Над головой хлопает на ветру голландский флаг.
– Домбуржец, эта трехцветная скатерть не стала бы умирать за вас.
«Феб» подходит еще ближе – стройный, прекрасный и зловещий.
– Никто не умирает за флаг; только за то, что этот флаг символизирует.
– Горю желанием узнать, за что вы собираетесь рисковать жизнью. – Маринус засовывает руки в карманы своего чуднóго пальто. – Неужто лишь потому, что английский капитан обозвал вас лавочником?
– Почем мы знаем, – возможно, это последний голландский флаг в мире.
– Очень может быть, и все-таки он бы не стал умирать за вас.

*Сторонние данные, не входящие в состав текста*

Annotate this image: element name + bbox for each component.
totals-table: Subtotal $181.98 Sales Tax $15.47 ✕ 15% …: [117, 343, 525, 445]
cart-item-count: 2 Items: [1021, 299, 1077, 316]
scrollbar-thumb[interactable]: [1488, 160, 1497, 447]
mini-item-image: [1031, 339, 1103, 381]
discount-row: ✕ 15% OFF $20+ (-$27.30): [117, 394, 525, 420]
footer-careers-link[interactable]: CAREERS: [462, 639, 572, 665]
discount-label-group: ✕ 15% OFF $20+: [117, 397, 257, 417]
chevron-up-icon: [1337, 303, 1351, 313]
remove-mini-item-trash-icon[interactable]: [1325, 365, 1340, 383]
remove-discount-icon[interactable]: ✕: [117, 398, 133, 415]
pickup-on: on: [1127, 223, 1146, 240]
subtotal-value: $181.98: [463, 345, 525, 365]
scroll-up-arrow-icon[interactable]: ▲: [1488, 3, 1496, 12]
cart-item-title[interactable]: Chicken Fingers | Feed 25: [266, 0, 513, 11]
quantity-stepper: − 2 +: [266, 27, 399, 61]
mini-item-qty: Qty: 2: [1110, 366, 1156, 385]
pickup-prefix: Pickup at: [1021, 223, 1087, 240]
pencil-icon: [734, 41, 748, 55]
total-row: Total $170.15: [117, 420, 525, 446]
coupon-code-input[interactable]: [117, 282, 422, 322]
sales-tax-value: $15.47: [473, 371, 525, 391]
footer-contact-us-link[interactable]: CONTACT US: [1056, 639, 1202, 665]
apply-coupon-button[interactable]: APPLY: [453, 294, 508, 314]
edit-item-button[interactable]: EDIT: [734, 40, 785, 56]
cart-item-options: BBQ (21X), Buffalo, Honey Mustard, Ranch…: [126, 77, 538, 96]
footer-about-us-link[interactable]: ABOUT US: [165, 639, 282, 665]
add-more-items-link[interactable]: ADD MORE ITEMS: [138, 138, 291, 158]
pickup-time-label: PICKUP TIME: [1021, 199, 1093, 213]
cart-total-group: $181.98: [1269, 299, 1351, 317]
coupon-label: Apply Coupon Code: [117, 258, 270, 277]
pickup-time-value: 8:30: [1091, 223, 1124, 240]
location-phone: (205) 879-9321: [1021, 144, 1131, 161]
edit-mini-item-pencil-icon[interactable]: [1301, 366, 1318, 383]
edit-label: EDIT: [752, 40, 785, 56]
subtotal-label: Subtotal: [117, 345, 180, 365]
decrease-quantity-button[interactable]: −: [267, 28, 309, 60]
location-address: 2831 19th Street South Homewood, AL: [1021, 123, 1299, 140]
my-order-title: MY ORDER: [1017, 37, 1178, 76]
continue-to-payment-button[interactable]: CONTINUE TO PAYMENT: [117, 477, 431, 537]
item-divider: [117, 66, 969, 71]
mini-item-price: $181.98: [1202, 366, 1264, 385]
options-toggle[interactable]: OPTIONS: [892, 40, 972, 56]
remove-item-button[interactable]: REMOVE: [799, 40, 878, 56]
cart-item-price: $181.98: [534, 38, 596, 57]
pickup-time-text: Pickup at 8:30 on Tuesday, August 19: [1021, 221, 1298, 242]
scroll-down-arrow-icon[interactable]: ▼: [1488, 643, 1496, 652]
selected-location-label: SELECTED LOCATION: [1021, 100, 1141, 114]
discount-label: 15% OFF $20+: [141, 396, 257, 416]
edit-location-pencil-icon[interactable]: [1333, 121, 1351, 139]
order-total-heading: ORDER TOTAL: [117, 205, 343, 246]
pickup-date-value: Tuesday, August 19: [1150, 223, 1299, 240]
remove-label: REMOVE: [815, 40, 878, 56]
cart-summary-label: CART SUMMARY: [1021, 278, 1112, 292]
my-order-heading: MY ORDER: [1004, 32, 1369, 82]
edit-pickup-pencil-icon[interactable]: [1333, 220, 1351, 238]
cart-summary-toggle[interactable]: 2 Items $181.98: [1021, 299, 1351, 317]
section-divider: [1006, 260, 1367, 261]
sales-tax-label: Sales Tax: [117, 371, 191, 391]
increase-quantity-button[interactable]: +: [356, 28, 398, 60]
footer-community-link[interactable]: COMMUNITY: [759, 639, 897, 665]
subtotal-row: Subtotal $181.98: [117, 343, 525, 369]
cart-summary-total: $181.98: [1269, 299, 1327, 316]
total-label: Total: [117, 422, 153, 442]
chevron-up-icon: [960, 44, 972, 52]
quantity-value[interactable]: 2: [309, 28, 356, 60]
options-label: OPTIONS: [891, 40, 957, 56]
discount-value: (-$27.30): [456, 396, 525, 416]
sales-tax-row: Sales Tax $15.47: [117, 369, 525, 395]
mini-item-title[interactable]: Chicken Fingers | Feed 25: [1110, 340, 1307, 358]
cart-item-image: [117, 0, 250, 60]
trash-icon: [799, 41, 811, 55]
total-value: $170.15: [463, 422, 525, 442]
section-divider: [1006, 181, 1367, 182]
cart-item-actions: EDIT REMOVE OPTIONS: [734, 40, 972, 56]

– Тот человек… – Якоб замечает, что английский капитан смотрит на них в трубу, – считает голландцев трусами. Между тем начиная с Испании все великие державы в нашем буйном окружении старались уничтожить наш народ. И никому это не удалось. Даже Северное море не смогло вытеснить нас с нашей болотистой окраины континента, а почему?
– Да потому, что вам больше деваться некуда, Домбуржец!
– Потому что мы упрямые стервецы, доктор.
– Да разве ваш дядюшка хотел бы, чтобы вы в доказательство голландского мужества погибли тут, заваленный битой черепицей и обломками кирпичей?
– Дядюшка процитировал бы Лютера: «Друзья показывают нам, что мы
Чтобы отвлечься, Якоб наводит подзорную трубу и рассматривает носовую фигуру фрегата – до него уже всего шестьсот ярдов. Резчик одарил Феба выражением дьявольской решимости.
– Доктор, вам надо уходить.
– На кого же вы Дэдзиму оставите, де Зут? Нам придется назначить управляющим Ауэханда, а его помощником – Гроте. Одолжите подзорную трубу!
– Гроте – наш лучший купец. Он способен овчару продать овечий навоз.
Уильям Питт фыркает на фрегат прямо-таки с человеческим вызовом.
Якоб снимает соломенный плащ Кобаяси и укутывает обезьяну.
– Доктор, я прошу вас! – Дождь мочит деревянные доски настила. – Не отягощайте еще больше мою совесть.
Чайки разлетаются с конька крыши над заколоченной Гильдией переводчиков.
– Не угрызайтесь, я неистребим, как Вечный жид, разделенный на бесчисленное количество выпусков. Завтра или через несколько месяцев я проснусь и начну все сызнова. Смотрите, там на палубе Даниэль Сниткер. Его всегда узнаешь по походке, характерной для человекообразных обезьян…
Якоб трогает свой искривленный нос. «Неужели всего год прошел?»
Штурман «Феба» выкрикивает команды. Матросы на реях отдают топселя…
…и корабль замирает на месте в трехстах футах от берега.
Страх Якоба растет, словно какой-то новый внутренний орган между сердцем и печенкой.
Марсовые, приставив ладони ко рту, кричат ему:
– Слабак, голландец! Сопляк, слабак! – и машут растопыренными средним и указательным пальцами.
– Почему… – спрашивает Якоб высоким напряженным голосом. – Почему они так делают?